CUNY 605 Homework Week 8

7.2 11. A company buys 100 lightbulbs, each of which has an exponential lifetime of 1000 hours. What is the expected time for the first of these bulbs to burn out? (See Exercise 10.)

Reference: https://en.wikipedia.org/wiki/Exponential_distribution, https://en.wikipedia.org/wiki/Exponential_decay

The question in the above stem is asking on the expected time (or on average) when the first light bulb will burn out.

The exponential equation can be as shown:

\[R(t) = R_0e^{-t/c}\] Where \(R_0\) is the initial number of light bulbs, which is 100, \(c\) (variable for time constant) is the average lifetime of a lightbulb, which is 1000 hours. We are tasked with finding when the first light bulb will burn out. We need to find when \(R_0 = 100 -> R(t) = 99\). So we can substitute in the variables and solve for \(R(t)\).

\[99 = 100 * e^{-t/1000}\]

# Solve for t
t <- -1 * 1000 * log(99/100)
print(paste0("The expected time for the first light bulb to burn out is: ", round(t,2), " hours."))
## [1] "The expected time for the first light bulb to burn out is: 10.05 hours."

7.2 14. Assume that X1 and X2 are independent random variables, each having an exponential density with parameter λ. Show that \(Z = X_1 − X_2\) has density

\[f_Z(z) = (1/2)\lambda e^{-\lambda |z|}\]

Reference: Introduction to Probability by Grinstead et. al. Page 292, https://faculty.math.illinois.edu/~hildebr/461/jointdistributions.pdf

Looking at our above reference, the exponential probability density function (pdf) is:

\[f_{X1}(x) = f_{X2}(x) = \begin{cases} \lambda e^{-\lambda x} & \text{where } x \geq 0, \\ 0, & \text{otherwise. } \\ \end{cases}\]

Given that \(x_1\) and \(x_2\) has been declared as independent two independent variables, the joint density function can be calculated by:

\[f(x_1, x_2) = f(x_1)f(x_2) = \lambda e^{-\lambda x_1}\lambda e^{-\lambda x_2} = \lambda^2 e^{-\lambda(x_1 + x_2)}\]

Let \(V = X_2\), therefore \(Z = X_1 - X_2 => x_1 = z + v\). We can substitute both v and z into the above equation. This then gives us:

\[g(z,v) = \lambda^2 e^{-\lambda ((z + v) + v)} = \lambda^2 e^{-\lambda (z + 2v)}\]

In order to calculate \(f(x_1, x_2)\), we must integrate the above \(g(x)\) function from \(-\infty\) to \(\infty\).

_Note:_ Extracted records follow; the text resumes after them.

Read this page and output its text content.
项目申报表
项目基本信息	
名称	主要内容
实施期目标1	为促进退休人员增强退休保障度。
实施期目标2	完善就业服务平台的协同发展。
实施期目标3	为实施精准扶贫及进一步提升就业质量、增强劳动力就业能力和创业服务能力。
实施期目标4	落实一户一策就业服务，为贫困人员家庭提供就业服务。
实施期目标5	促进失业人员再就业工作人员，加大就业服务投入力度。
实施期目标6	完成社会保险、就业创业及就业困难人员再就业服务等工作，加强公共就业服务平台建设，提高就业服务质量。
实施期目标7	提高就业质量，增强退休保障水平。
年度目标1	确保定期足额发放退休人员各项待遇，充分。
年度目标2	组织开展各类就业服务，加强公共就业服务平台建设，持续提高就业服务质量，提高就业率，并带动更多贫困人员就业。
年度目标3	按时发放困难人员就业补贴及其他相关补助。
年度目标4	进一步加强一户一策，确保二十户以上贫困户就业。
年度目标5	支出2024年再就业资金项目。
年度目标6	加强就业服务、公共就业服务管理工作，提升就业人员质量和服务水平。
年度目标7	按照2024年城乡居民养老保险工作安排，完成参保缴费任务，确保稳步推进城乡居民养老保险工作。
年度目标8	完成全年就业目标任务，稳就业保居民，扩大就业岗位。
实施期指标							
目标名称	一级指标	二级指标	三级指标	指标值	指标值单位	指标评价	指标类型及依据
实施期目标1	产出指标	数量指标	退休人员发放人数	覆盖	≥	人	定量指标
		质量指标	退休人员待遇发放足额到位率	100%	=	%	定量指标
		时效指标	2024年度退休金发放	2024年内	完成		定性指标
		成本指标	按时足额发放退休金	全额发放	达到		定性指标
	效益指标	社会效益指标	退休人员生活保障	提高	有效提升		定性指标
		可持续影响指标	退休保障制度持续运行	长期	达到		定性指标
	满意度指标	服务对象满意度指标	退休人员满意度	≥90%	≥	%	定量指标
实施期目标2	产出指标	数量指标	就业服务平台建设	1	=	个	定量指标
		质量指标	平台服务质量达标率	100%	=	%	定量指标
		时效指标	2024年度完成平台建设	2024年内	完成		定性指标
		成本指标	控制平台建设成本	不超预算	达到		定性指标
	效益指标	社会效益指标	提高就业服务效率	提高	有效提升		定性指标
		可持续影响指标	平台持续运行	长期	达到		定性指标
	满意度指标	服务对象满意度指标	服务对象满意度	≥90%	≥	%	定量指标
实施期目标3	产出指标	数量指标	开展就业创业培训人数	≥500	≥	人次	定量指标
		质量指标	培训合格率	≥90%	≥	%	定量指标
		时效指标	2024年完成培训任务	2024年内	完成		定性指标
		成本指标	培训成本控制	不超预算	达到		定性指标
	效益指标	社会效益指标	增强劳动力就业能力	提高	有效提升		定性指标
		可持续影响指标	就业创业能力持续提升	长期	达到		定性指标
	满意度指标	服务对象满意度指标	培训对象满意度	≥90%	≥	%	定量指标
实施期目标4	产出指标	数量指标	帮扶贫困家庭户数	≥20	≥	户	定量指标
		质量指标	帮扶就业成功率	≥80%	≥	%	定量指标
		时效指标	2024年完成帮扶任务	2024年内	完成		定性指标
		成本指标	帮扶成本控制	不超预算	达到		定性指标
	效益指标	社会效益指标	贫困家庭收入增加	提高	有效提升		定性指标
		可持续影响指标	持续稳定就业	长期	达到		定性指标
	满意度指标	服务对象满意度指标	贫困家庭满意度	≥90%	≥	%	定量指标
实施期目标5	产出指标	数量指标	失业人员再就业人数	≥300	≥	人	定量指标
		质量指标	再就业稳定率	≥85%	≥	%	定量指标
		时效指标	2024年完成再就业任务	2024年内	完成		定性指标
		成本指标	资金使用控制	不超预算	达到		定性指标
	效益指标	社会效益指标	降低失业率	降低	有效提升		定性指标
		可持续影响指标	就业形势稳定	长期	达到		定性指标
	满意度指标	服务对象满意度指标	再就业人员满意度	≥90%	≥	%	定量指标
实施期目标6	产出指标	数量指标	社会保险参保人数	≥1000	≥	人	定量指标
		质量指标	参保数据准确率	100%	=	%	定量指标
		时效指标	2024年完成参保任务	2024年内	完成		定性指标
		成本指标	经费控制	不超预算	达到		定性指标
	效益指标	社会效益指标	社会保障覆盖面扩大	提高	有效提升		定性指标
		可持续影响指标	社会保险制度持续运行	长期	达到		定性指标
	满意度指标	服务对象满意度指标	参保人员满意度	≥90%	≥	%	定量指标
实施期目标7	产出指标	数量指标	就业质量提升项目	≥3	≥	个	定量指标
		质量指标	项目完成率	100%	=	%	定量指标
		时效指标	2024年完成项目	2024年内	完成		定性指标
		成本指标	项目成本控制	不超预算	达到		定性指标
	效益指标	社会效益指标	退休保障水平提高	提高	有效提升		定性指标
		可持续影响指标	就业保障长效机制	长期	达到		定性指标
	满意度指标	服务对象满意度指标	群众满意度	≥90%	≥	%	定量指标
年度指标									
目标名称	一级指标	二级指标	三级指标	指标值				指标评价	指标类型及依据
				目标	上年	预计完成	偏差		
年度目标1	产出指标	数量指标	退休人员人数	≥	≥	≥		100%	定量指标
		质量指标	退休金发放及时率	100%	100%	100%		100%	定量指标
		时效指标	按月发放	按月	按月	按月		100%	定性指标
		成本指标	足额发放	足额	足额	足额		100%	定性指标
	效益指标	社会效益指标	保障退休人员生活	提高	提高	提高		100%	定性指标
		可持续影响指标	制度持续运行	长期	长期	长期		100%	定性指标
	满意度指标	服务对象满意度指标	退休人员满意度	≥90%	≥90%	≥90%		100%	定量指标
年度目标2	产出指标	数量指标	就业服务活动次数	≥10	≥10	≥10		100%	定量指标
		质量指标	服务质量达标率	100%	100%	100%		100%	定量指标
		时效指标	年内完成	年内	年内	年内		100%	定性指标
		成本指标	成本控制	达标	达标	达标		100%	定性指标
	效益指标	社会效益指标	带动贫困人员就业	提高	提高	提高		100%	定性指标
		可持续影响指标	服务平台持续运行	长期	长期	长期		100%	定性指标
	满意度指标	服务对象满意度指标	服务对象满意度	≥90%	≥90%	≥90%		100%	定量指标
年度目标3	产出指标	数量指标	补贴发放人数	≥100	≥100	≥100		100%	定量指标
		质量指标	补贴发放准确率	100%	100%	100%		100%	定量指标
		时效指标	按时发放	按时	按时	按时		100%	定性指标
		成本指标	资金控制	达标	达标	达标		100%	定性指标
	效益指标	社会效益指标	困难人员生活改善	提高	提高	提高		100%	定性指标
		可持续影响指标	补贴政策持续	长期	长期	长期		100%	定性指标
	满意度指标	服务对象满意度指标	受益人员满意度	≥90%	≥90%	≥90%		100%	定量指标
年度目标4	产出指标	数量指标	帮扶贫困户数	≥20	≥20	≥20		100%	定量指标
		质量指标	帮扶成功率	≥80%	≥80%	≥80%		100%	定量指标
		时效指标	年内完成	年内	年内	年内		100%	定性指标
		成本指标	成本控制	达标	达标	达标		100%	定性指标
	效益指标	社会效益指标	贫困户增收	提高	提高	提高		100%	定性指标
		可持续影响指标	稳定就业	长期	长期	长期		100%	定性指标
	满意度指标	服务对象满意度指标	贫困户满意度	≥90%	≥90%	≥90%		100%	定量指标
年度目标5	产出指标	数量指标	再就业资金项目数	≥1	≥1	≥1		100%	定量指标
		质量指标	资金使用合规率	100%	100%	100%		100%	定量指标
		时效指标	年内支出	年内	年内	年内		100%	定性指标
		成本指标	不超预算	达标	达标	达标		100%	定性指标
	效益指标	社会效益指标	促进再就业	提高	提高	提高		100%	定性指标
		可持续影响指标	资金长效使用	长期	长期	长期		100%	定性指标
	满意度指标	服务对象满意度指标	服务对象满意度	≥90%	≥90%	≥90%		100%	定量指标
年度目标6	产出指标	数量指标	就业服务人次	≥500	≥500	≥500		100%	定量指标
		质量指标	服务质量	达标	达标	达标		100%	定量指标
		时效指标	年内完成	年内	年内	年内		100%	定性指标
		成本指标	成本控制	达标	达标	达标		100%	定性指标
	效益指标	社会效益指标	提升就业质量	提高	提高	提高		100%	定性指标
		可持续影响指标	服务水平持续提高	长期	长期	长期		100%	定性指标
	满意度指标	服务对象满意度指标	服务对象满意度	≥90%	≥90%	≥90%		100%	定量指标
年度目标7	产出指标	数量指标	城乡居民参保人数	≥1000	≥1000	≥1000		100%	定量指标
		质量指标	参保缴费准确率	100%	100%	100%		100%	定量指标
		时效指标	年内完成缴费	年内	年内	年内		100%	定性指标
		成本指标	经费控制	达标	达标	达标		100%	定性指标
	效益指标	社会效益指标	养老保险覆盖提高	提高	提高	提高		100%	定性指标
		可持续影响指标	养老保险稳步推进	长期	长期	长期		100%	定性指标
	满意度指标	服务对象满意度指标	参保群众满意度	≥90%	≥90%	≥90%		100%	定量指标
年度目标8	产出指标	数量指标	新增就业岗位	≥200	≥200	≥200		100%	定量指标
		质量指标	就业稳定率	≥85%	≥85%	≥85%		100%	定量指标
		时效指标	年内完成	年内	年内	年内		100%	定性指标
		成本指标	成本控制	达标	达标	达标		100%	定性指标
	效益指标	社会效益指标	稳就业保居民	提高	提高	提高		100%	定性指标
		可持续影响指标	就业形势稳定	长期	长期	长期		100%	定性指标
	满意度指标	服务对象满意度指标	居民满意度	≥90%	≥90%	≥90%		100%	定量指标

\[ =\int_{-\infty}^{\infty} \lambda^2 e^{-\lambda (z + 2v)} dv = \lambda /2 * e^{-\lambda z}\]

(To be honest, I’m a little stumped by this problem. I know we have to integrate these two functions after we take the product, but to get from that step to the final answer has been a challenge for me.)

8.2 1. Let \(X\) be a continuous random variable with mean \(\mu = 10\) and variance \(\sigma^2 = 100/3\). Using Chebyshev’s Inequality, find an upper bound for the following probabilities.

Reference: Introduction to Probability by Grinstead et. al. Page 316

Chebyshev Inequality: For any positive number \(\epsilon > 0\), we have:

\[P(|X - \mu| \geq \epsilon) \leq \sigma^2/\epsilon^2\] Define upper bound as: \(\frac{\sigma^2}{\epsilon^2}\).

(a) \(P(|X - 10|) \geq 2\)

Here, \(\mu = 2\) and \(\sigma^2 = \frac{100}{3}\) Solve for the upper boundary.

sigma_squared <- 100/3
mu <- 2
upper_bound <- sigma_squared/mu^2
print(paste0("Upper boundary for mu = 2: ", upper_bound))
## [1] "Upper boundary for mu = 2: 8.33333333333333"

(b) \(P(|X - 10|) \geq 5\)

mu <- 5
upper_bound <- sigma_squared/mu^2
print(paste0("Upper boundary for mu = 5: ", upper_bound))
## [1] "Upper boundary for mu = 5: 1.33333333333333"

(c) \(P(|X - 10|) \geq 9\)

mu <- 2
upper_bound <- sigma_squared/mu^9
print(paste0("Upper boundary for mu = 9: ", upper_bound))
## [1] "Upper boundary for mu = 9: 0.0651041666666667"

(d) \(P(|X - 10|) \geq 20\)

mu <- 20
upper_bound <- sigma_squared/mu^2
print(paste0("Upper boundary for mu = 20: ", upper_bound))
## [1] "Upper boundary for mu = 20: 0.0833333333333333"

(Again, despite reading this over and over again, I am not 100% confident in these answers. I will need to review them in class. )